The 1960s had an intermittent but intense preoccupation with the popular culture of the previous generation or so: on the one hand, Victoriana and Edwardiana (‘Being for the Benefit of Mr Kite’ took its text bodily from a mid-nineteenth century circus poster); on the other, the music, clothing, visual art, commercial design and typography of the teens, 20s and 30s of the twentieth century. Old films and cartoons were regularly screened and eagerly consumed in clubs such as UFO in London’s West End, and Theda Bara, a somewhat ripe Hollywood starlet of the 1920s,7 made a plausible masthead mascot for the ‘underground’ magazine International Times given that aspects of the era’s sartorial style, hairdressing and application of makeup had been enthusiastically revived by young hippie women.

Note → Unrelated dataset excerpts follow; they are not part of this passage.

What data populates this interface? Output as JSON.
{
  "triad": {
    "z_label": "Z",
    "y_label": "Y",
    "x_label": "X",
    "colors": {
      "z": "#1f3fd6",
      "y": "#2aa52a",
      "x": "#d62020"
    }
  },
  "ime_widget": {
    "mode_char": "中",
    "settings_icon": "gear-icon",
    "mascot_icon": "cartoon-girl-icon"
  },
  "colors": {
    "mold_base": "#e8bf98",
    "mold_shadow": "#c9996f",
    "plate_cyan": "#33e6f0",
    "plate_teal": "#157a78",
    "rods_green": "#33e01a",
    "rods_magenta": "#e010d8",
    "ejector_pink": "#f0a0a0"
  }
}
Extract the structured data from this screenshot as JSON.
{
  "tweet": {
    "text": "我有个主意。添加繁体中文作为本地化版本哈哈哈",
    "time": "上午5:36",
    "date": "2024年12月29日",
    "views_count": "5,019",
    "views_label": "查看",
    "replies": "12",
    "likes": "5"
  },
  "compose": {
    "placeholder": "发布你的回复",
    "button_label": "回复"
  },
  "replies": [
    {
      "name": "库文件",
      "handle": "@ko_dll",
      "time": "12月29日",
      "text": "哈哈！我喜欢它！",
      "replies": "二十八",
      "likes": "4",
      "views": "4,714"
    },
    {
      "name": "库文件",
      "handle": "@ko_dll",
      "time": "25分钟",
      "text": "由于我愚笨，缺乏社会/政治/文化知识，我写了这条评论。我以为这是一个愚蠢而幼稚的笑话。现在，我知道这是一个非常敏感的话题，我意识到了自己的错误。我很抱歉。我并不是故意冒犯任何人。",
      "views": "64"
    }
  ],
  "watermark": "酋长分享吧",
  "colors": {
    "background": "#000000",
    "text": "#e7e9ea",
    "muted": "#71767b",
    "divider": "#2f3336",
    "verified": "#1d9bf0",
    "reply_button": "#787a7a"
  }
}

The incompletely pastiched musical style is appropriate. Clarietta, while clearly of her (and Kevin’s) time – and, indeed, despite its period quaintness, her very name suggests clarity – is in some respects an old-fashioned girl.8 There is a secondary suggestion in her name of ‘clarinet’, a staple part of the Dixieland front-line instrumentation along with the trumpet (or cornet) and trombone, although it does not feature in the arrangement here. She appears to be a kind of countercultural Zuleika Dobson, winningly careless of her hopelessly smitten suitors while zestfully patrolling – as I imagine it – the Serra de Tramuntana around Valdemossa and Deià on the island of Mallorca – where Kevin had, as noted above, sojourned in pre-Soft Machine days with Robert Wyatt and Daevid Allen – on her swift and highly manoeuvrable Lambretta.